We consider first the contention that the United States has not consented to be sued in this case. For this proposition the Government relies upon the opinion of this court in P. Dougherty Co. v. United States, 1953, 207 F.2d 626, certiorari denied 347 U.S. 912, 74 S.Ct. 476, 98 L.Ed. 1068. It is true that in the Dougherty case this court held that the United States is not liable for the fault of members of the Coast Guard in conducting a rescue operation at sea. We adhere to the rule which was applied in that case but we do not think that it is applicable here. For this case does not disclose a salvage or rescue operation which involved any of the hazards the existence of which were the basis for our decision in that case. The operation was not on the open waters of Lake Erie but in the calm protected harbor of the port of Erie. No danger existed from the elements or from the condition of the disabled Anna G. The operation undertaken by the Coast Guard was merely one of towing a small temporarily rudderless vessel to its dock within a harbor area, a task no different from that undertaken daily by tug boats in every busy harbor. Moreover even if it be thought that the operation at its inception was one of salvage it was certainly no more than an ordinary towage at the time of the injury to the libellants. It has been held that a change in conditions may convert a tow into a salvage operation and there is no reason why the converse should not be equally recognized under appropriate circumstances.

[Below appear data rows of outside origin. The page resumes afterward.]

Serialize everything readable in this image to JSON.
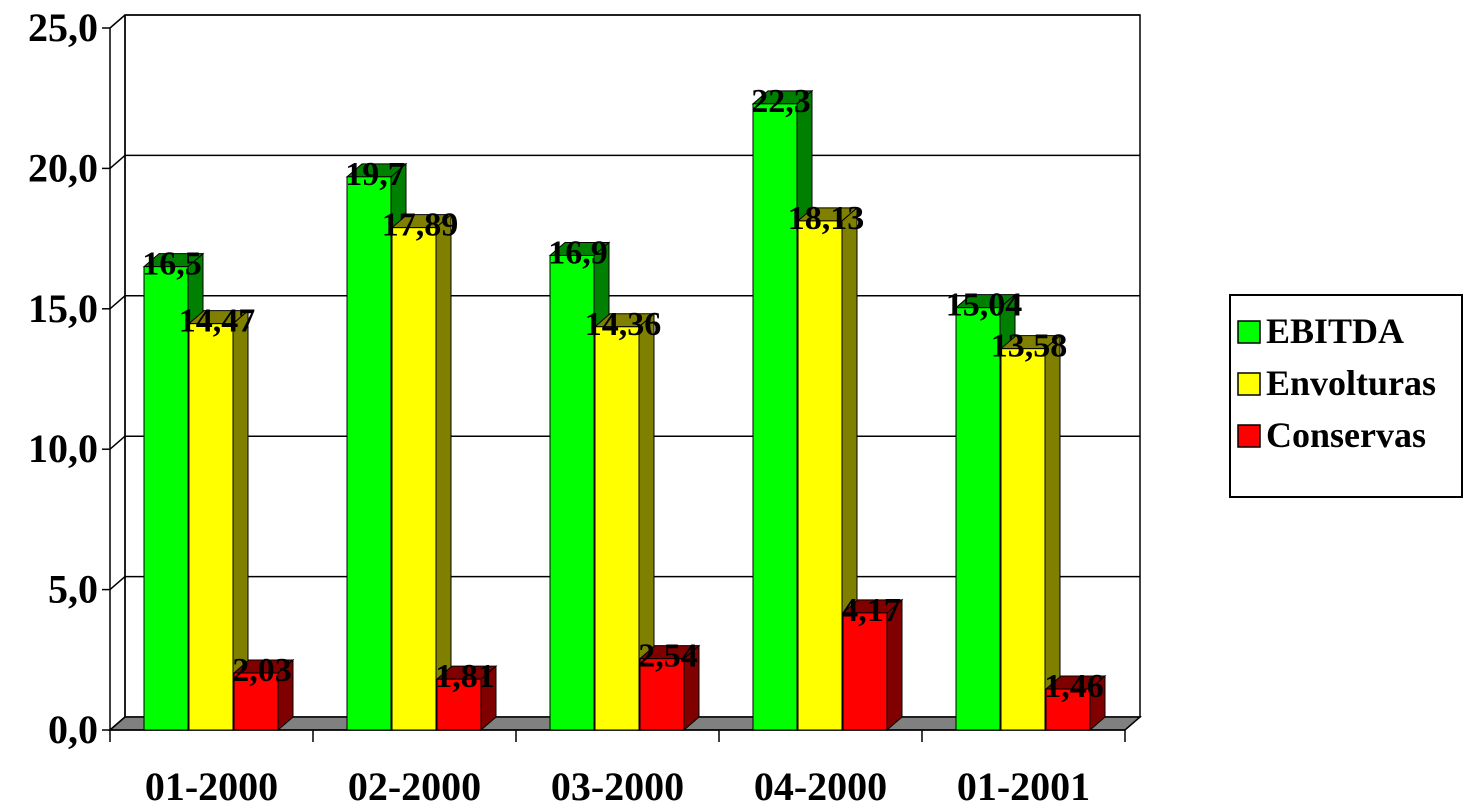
{
  "chart_data": {
    "type": "bar",
    "title": "",
    "xlabel": "",
    "ylabel": "",
    "categories": [
      "01-2000",
      "02-2000",
      "03-2000",
      "04-2000",
      "01-2001"
    ],
    "series": [
      {
        "name": "EBITDA",
        "values": [
          16.5,
          19.7,
          16.9,
          22.3,
          15.04
        ],
        "labels": [
          "16,5",
          "19,7",
          "16,9",
          "22,3",
          "15,04"
        ],
        "color": "#00FF00",
        "side_color": "#008000"
      },
      {
        "name": "Envolturas",
        "values": [
          14.47,
          17.89,
          14.36,
          18.13,
          13.58
        ],
        "labels": [
          "14,47",
          "17,89",
          "14,36",
          "18,13",
          "13,58"
        ],
        "color": "#FFFF00",
        "side_color": "#808000"
      },
      {
        "name": "Conservas",
        "values": [
          2.03,
          1.81,
          2.54,
          4.17,
          1.46
        ],
        "labels": [
          "2,03",
          "1,81",
          "2,54",
          "4,17",
          "1,46"
        ],
        "color": "#FF0000",
        "side_color": "#800000"
      }
    ],
    "ylim": [
      0,
      25
    ],
    "yticks": [
      0,
      5,
      10,
      15,
      20,
      25
    ],
    "ytick_labels": [
      "0,0",
      "5,0",
      "10,0",
      "15,0",
      "20,0",
      "25,0"
    ],
    "grid": true,
    "legend_position": "right",
    "style": "3d-column",
    "floor_color": "#808080"
  }
}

The Connemara, 1883, 108 U.S. 352, 2 S.Ct. 754, 27 L.Ed. 751; The City of Portland, 5 Cir., 1924, 298 F. 27; Waterman S.S. Corp. v. Shipowners Merchants Towboat Co., 9 Cir., 1952, 199 F.2d 600, certiorari denied 345 U.S. 941, 73 S.Ct. 832, 97 L.Ed. 1367.

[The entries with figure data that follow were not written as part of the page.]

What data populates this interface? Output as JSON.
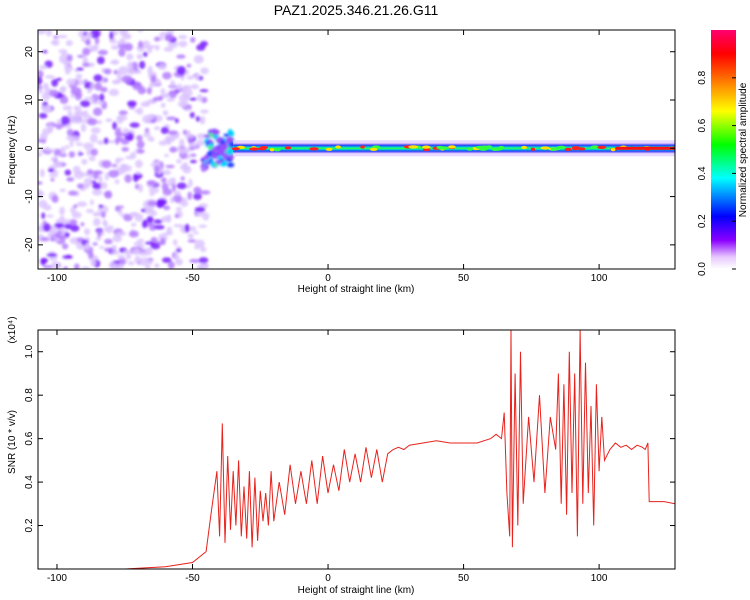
{
  "title": "PAZ1.2025.346.21.26.G11",
  "chart_data": [
    {
      "type": "heatmap",
      "name": "spectrogram",
      "xlabel": "Height of straight line (km)",
      "ylabel": "Frequency (Hz)",
      "xlim": [
        -107,
        128
      ],
      "ylim": [
        -25,
        24.5
      ],
      "xticks": [
        -100,
        -50,
        0,
        50,
        100
      ],
      "yticks": [
        -20,
        -10,
        0,
        10,
        20
      ],
      "colorbar": {
        "label": "Normalized spectral amplitude",
        "range": [
          0,
          1
        ],
        "ticks": [
          0.0,
          0.2,
          0.4,
          0.6,
          0.8
        ],
        "colormap": [
          "#ffffff",
          "#8b00ff",
          "#0000ff",
          "#00ffff",
          "#00ff00",
          "#ffff00",
          "#ff7f00",
          "#ff0000",
          "#ff0080"
        ]
      },
      "regions": [
        {
          "x": [
            -107,
            -45
          ],
          "pattern": "diffuse noise speckle",
          "amplitude": [
            0.0,
            0.15
          ]
        },
        {
          "x": [
            -45,
            -35
          ],
          "pattern": "onset of carrier near 0 Hz",
          "amplitude": [
            0.2,
            0.5
          ]
        },
        {
          "x": [
            -35,
            128
          ],
          "pattern": "narrow carrier line near 0 Hz",
          "amplitude": [
            0.5,
            1.0
          ]
        }
      ]
    },
    {
      "type": "line",
      "name": "snr",
      "xlabel": "Height of straight line (km)",
      "ylabel": "SNR (10 * v/v)",
      "y_multiplier": "(x10⁴)",
      "xlim": [
        -107,
        128
      ],
      "ylim": [
        0.0,
        1.1
      ],
      "xticks": [
        -100,
        -50,
        0,
        50,
        100
      ],
      "yticks": [
        0.2,
        0.4,
        0.6,
        0.8,
        1.0
      ],
      "color": "#e8221c",
      "series": [
        {
          "name": "SNR",
          "x": [
            -107,
            -90,
            -75,
            -60,
            -50,
            -45,
            -43,
            -41,
            -40,
            -39,
            -38,
            -37,
            -36,
            -35,
            -34,
            -33,
            -32,
            -31,
            -30,
            -29,
            -28,
            -27,
            -26,
            -25,
            -24,
            -23,
            -22,
            -21,
            -20,
            -18,
            -16,
            -14,
            -12,
            -10,
            -8,
            -6,
            -4,
            -2,
            0,
            2,
            4,
            6,
            8,
            10,
            12,
            14,
            16,
            18,
            20,
            22,
            24,
            26,
            28,
            30,
            35,
            40,
            45,
            50,
            55,
            60,
            62,
            64,
            65,
            66,
            67,
            67.5,
            68,
            69,
            70,
            71,
            72,
            74,
            76,
            78,
            80,
            82,
            84,
            85,
            86,
            87,
            88,
            89,
            90,
            91,
            92,
            93,
            94,
            95,
            96,
            97,
            98,
            99,
            100,
            101,
            102,
            104,
            106,
            108,
            110,
            112,
            114,
            116,
            117,
            118,
            118.5,
            120,
            124,
            128
          ],
          "y": [
            0.0,
            0.0,
            0.0,
            0.01,
            0.03,
            0.08,
            0.27,
            0.45,
            0.15,
            0.67,
            0.12,
            0.52,
            0.18,
            0.45,
            0.2,
            0.5,
            0.15,
            0.38,
            0.14,
            0.45,
            0.1,
            0.42,
            0.13,
            0.36,
            0.22,
            0.35,
            0.2,
            0.45,
            0.22,
            0.4,
            0.25,
            0.48,
            0.3,
            0.45,
            0.3,
            0.5,
            0.3,
            0.52,
            0.35,
            0.48,
            0.36,
            0.55,
            0.4,
            0.53,
            0.4,
            0.56,
            0.42,
            0.55,
            0.4,
            0.53,
            0.55,
            0.56,
            0.55,
            0.57,
            0.58,
            0.59,
            0.58,
            0.58,
            0.58,
            0.6,
            0.62,
            0.6,
            0.72,
            0.35,
            0.15,
            1.1,
            0.1,
            0.9,
            0.2,
            1.0,
            0.3,
            0.7,
            0.4,
            0.8,
            0.35,
            0.7,
            0.55,
            0.9,
            0.3,
            0.85,
            0.25,
            1.0,
            0.35,
            0.9,
            0.15,
            1.1,
            0.3,
            0.95,
            0.35,
            0.75,
            0.2,
            0.85,
            0.45,
            0.7,
            0.5,
            0.55,
            0.58,
            0.56,
            0.57,
            0.55,
            0.57,
            0.56,
            0.55,
            0.58,
            0.31,
            0.31,
            0.31,
            0.3
          ]
        }
      ]
    }
  ]
}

We conclude that the Coast Guard was engaged in this case at the time of the injury in a towage and not in a salvage or rescue operation. It is settled by the opinion of the Supreme Court in Canadian Aviator, Ltd. v. U.S., 1945, 324 U.S. 215, 65 S.Ct. 639, 89 L.Ed. 901, that the United States is liable under the Public Vessels Act for the negligence of a public vessel and its crew in conducting a towage operation which results in injury to the tow. That principle is applicable here. We, therefore, need not consider the Government's second contention, namely, that the facts do not show gross negligence or wilful misconduct. For the duty of the tug boat to the tow is to use ordinary care in performing the towage even though it is performed without charge. Accordingly we need not decide whether the district court correctly concluded that Rohr's negligence was gross since there can be no question under the facts that he was guilty at least of a want of ordinary care in executing the last maneuver of the CG 30311 without having warned Geertson and Hogan of his intention to do so in order that they might have an opportunity to protect themselves from the obvious danger to them which was involved in it. His negligence, whether gross or only ordinary, establishes the liability of the United States to the libellants.
The L.P. Dayton, 1887, 120 U.S. 337, 351, 7 S.Ct. 568, 30 L.Ed. 669; The Pejepscot, D.C.Me. 1914, 217 F. 150, 152.
King v. Red Star Towing Transportation Co., D.C.E.D.N Y 1931, 48 F.2d 633, 634.
The judgment of the district court will be affirmed.